Another key, though less successful, departure from The Price of Salt to Carol involves a shift in perspective. Highsmith’s novel strictly follows Therese’s viewpoint, whereas Haynes adaptation develops Carol’s narrative outside of Therese’s eyes. The interplay between Carol and Therese positions the latter in love-adorned awe of the former for much of the picture, though that sense of pining shifts as the film moves toward its last act. I admire the attempt, but the dynamic that Haynes and Nagy establish between their actors does not produce the sweeping cachet that its final act requires. This is primarily because Rooney Mara and Cate Blanchet are producing very different kinds of performances: Mara’s internalized passions versus Blanchet’s external bravado.

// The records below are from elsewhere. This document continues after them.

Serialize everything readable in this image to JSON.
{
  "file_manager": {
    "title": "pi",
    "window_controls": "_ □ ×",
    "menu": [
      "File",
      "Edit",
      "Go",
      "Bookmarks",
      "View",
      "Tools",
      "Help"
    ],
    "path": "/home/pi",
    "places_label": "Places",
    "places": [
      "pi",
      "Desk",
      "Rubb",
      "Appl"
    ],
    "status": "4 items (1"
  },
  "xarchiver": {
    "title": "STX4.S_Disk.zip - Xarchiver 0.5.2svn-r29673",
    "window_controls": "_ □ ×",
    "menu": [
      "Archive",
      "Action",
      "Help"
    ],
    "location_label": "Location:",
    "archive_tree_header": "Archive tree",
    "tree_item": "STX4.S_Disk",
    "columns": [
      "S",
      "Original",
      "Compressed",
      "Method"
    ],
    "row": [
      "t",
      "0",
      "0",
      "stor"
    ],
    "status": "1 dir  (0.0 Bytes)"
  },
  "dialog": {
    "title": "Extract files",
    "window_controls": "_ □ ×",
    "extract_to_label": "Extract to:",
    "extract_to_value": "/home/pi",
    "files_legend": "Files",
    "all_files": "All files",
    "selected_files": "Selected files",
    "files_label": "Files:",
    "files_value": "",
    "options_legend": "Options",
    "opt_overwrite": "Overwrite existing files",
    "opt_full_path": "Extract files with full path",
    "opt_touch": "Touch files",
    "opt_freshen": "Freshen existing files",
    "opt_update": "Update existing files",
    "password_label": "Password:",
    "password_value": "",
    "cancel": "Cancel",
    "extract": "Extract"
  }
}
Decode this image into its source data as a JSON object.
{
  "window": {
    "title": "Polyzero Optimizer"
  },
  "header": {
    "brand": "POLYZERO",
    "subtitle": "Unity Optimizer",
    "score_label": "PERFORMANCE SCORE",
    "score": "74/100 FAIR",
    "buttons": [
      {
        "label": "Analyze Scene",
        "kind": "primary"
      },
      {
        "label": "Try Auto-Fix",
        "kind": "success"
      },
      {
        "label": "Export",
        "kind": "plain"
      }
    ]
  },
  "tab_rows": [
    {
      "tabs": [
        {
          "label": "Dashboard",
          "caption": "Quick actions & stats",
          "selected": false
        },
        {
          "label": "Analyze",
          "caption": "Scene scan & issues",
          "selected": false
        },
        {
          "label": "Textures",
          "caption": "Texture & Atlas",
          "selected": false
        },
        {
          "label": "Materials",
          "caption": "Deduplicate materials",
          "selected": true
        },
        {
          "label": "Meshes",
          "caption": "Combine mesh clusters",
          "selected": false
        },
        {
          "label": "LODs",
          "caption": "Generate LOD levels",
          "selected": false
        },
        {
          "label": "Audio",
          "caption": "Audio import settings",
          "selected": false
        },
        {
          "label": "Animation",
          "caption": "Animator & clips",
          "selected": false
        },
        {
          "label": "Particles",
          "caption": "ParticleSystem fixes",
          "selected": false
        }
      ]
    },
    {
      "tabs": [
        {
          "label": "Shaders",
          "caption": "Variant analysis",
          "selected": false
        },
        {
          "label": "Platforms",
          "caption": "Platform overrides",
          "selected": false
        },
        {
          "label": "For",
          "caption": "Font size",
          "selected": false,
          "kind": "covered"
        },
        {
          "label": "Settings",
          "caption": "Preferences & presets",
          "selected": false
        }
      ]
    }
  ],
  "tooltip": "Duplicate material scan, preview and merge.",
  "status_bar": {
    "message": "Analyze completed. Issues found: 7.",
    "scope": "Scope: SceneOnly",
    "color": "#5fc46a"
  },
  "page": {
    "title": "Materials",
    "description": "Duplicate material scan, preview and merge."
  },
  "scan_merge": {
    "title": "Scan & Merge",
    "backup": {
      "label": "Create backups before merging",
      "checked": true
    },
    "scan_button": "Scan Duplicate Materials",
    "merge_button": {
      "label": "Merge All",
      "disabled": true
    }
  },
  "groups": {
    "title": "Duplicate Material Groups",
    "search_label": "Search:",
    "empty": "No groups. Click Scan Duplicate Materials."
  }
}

I jibed with Mara’s subdued approach, and found her attempts to reconcile the reality of her situation to be especially moving, yet Blanchett’s more involved narrative does less suggesting and more telling. To see two very different narratives converge in the film’s final act came across as a bit labored, where Carol’s deconstruction as deity to human feels too forced (a deposition sequence produces an especially uninvolved dramatic moment that, frankly, does not belong in the film).
Final act problems aside, Todd Haynes beautiful craft, from the elegance of his moving camera to the Sirkian gestures, scintillates. If the grief and solitude that defines the opening of the picture relents it’s for good reason; a spirit of halcyon joy pervades much of Therese and Carol’s Midwest trek from hotel to hotel. And Rooney Mara is equal parts jubilant and devastating in her Cannes-winning role. A scene involving Therese pressed against Carol’s neck, smelling her perfume, only to see her take a swig of the nearest drink, is done so subtly and with such good humor that it almost escapes you that heartbreak looms. Yet to see these two take refuge from the crushing loneliness that has pervaded their lives, this small gesture is among many that accumulate into something truly significant.